Best Practice OKR Drafting Process
Best Practice OKR Drafting Template
The best practice OKR drafting template offers a clear structure for brainstorming and drafting company-wide quarterly Objectives and Team OKRs.
The process of brainstorming OKRs will help you to see your most critical business issues and improvement opportunities clearly, and not mix them up with day-to-day operations.
Who will find it useful?
Cross-functional alignment is a must if you want your teams to move in the same direction. But leaders often struggle to keep everyone on the same page.
The OKR drafting template will provide a straightforward step-by-step process for leaders when writing and aligning Company Objectives and Team OKRs.
It will help you:
Visualise how goals on different levels fit together
Draw the line between outcomes (results) and outputs (deliverables) to prioritise better
Communicate the most important priorities at the ideation stage and get feedback from other teams
Figure out dependencies among different functional teams
What is the structure of the template?
Define what you want to achieve (which high level metrics or strategic priorities to impact).
Brainstorm business directions: what is your organisation-wide focus?
If you have a lagging Key Performance Indicator (for ex., website traffic has dropped from last quarter), where does this problem come from?

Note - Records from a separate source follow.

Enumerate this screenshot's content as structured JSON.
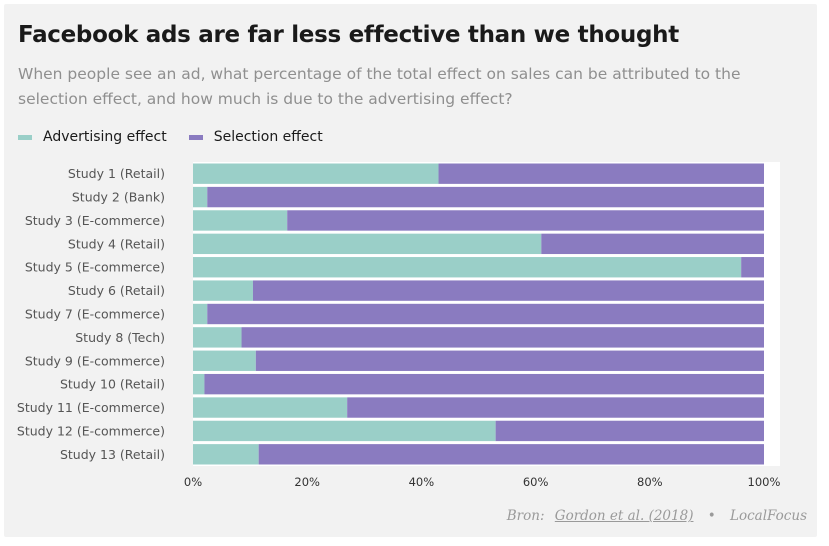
{
  "header": {
    "title": "Facebook ads are far less effective than we thought",
    "subtitle": "When people see an ad, what percentage of the total effect on sales can be attributed to the selection effect, and how much is due to the advertising effect?"
  },
  "legend": {
    "items": [
      {
        "label": "Advertising effect",
        "color": "#9acfc8"
      },
      {
        "label": "Selection effect",
        "color": "#8a7bc0"
      }
    ]
  },
  "chart_data": {
    "type": "bar",
    "orientation": "horizontal",
    "stacked": true,
    "categories": [
      "Study 1 (Retail)",
      "Study 2 (Bank)",
      "Study 3 (E-commerce)",
      "Study 4 (Retail)",
      "Study 5 (E-commerce)",
      "Study 6 (Retail)",
      "Study 7 (E-commerce)",
      "Study 8 (Tech)",
      "Study 9 (E-commerce)",
      "Study 10 (Retail)",
      "Study 11 (E-commerce)",
      "Study 12 (E-commerce)",
      "Study 13 (Retail)"
    ],
    "series": [
      {
        "name": "Advertising effect",
        "color": "#9acfc8",
        "values": [
          43,
          2.5,
          16.5,
          61,
          96,
          10.5,
          2.5,
          8.5,
          11,
          2,
          27,
          53,
          11.5
        ]
      },
      {
        "name": "Selection effect",
        "color": "#8a7bc0",
        "values": [
          57,
          97.5,
          83.5,
          39,
          4,
          89.5,
          97.5,
          91.5,
          89,
          98,
          73,
          47,
          88.5
        ]
      }
    ],
    "xlim": [
      0,
      100
    ],
    "xticks": [
      "0%",
      "20%",
      "40%",
      "60%",
      "80%",
      "100%"
    ],
    "xtick_values": [
      0,
      20,
      40,
      60,
      80,
      100
    ],
    "legend_position": "top-left",
    "grid": false
  },
  "footer": {
    "source_prefix": "Bron:",
    "source_link": "Gordon et al. (2018)",
    "separator": "•",
    "credit": "LocalFocus"
  }
}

In other words, what is broken? What do you need to fix?
If you are doing great in general but you want to grow faster, what is the most impactful improvement area you can go after? Is it a new market? A new audience? A new service line? Upselling to current customers? Building relationships? Forming partnerships?

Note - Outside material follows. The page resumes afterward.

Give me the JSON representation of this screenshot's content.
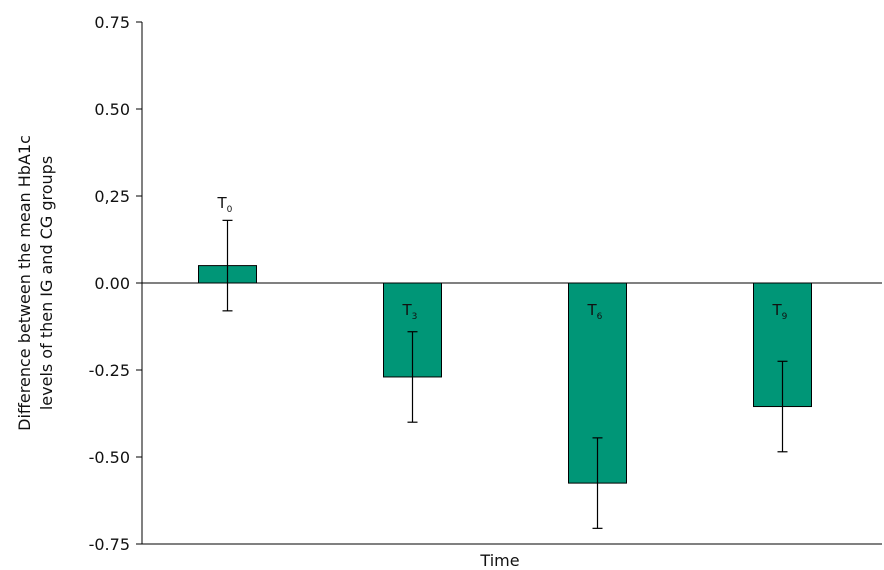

3. Draft Team Objectives with the prompt: we will focus on [driving this change] to [solve this problem]
4. Draft Key Results: how will you measure change?

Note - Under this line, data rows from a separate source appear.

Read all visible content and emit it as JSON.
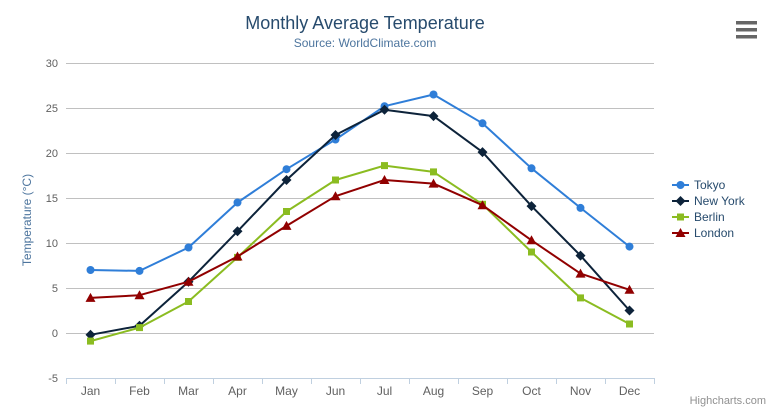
{
  "credit": "Highcharts.com",
  "chart_data": {
    "type": "line",
    "title": "Monthly Average Temperature",
    "subtitle": "Source: WorldClimate.com",
    "categories": [
      "Jan",
      "Feb",
      "Mar",
      "Apr",
      "May",
      "Jun",
      "Jul",
      "Aug",
      "Sep",
      "Oct",
      "Nov",
      "Dec"
    ],
    "series": [
      {
        "name": "Tokyo",
        "color": "#2f7ed8",
        "marker": "circle",
        "values": [
          7.0,
          6.9,
          9.5,
          14.5,
          18.2,
          21.5,
          25.2,
          26.5,
          23.3,
          18.3,
          13.9,
          9.6
        ]
      },
      {
        "name": "New York",
        "color": "#0d233a",
        "marker": "diamond",
        "values": [
          -0.2,
          0.8,
          5.7,
          11.3,
          17.0,
          22.0,
          24.8,
          24.1,
          20.1,
          14.1,
          8.6,
          2.5
        ]
      },
      {
        "name": "Berlin",
        "color": "#8bbc21",
        "marker": "square",
        "values": [
          -0.9,
          0.6,
          3.5,
          8.4,
          13.5,
          17.0,
          18.6,
          17.9,
          14.3,
          9.0,
          3.9,
          1.0
        ]
      },
      {
        "name": "London",
        "color": "#910000",
        "marker": "triangle",
        "values": [
          3.9,
          4.2,
          5.7,
          8.5,
          11.9,
          15.2,
          17.0,
          16.6,
          14.2,
          10.3,
          6.6,
          4.8
        ]
      }
    ],
    "xlabel": "",
    "ylabel": "Temperature (°C)",
    "ylim": [
      -5,
      30
    ],
    "yticks": [
      -5,
      0,
      5,
      10,
      15,
      20,
      25,
      30
    ],
    "grid": true,
    "legend_position": "right-middle"
  },
  "colors": {
    "title": "#274b6d",
    "subtitle": "#4d759e",
    "axis_title": "#4d759e",
    "tick_label": "#606060",
    "gridline": "#c0c0c0",
    "axis_line": "#c0d0e0",
    "legend_label": "#274b6d",
    "credit": "#909090",
    "menu_icon": "#666666",
    "background": "#ffffff"
  }
}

5. Draft initiatives: what are you going to do to drive the outcomes you want to achieve
What are the benefits of OKRs?
Objectives and Key Results cover the areas you need to improve: from the ways you work (internal processes) to the ways you think about growth opportunities.
Whenever you feel like there are a billion improvements you absolutely have to implement, remember that in the beginner’s mind there are many possibilities, but in the expert’s mind there are few.
So keep your eyes on the prize, and don’t give in to distractions.
Good OKRs unite teams, create long-term improvement habits, and put you on a rocketship to success.